Historic site in Iowa, United States

Chief Wapello's Memorial Park, also known as Chief Wapello's Gravesite and the Site of Sac and Fox Indian Agency, is a historic site located near Agency, Iowa, United States. The property was listed on the National Register of Historic Places in 1975. The park is on the site of the Indian Agency that became the home of the Sauk and Meskwaki (Fox) tribes. They were relocated here by the United States government after the Black Hawk War of 1832. General Joseph M. Street was appointed the Indian Agent and settled with his family on the agency. He earned the respect of the Meskwaki chief Wapello. A stone marker marks the site of the Agency House. Another stone marker commemorates the 1842 negotiations for the tribes to hand over their Iowa lands to the United States government, and the first Christian services that were held in Iowa's interior by the Reverend Thomas Kirkpatrick, a Methodist Circuit Rider, in 1838. The tribes were relocated from here to Kansas.

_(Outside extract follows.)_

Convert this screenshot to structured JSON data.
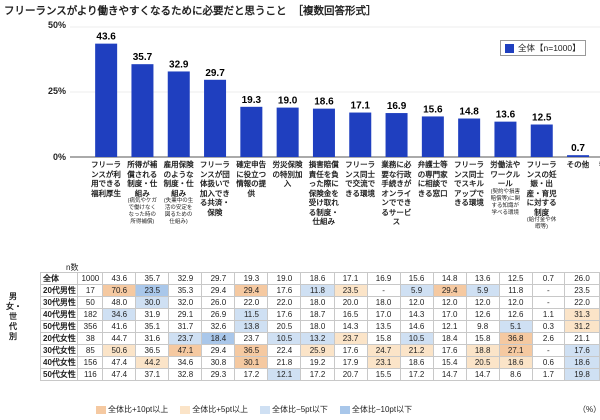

This land was the agency's garden area. When Street died in 1840 he was buried at this location on the agency and the tribes gave the property that surrounds the grave to his wife so she and her family could make a living. Two years later Wapello was buried next to General Street. Other graves include those of Eliza Street and their children and Major John Beach who was the Street's son-in-law and who replaced General Street as Indian Agent. The Chicago, Burlington and Quincy Railroad was granted an easement on the south side of the park by the Street family with the stipulation that they take care of it. This they have done and the stainless steel marker in the park was installed by the railroad.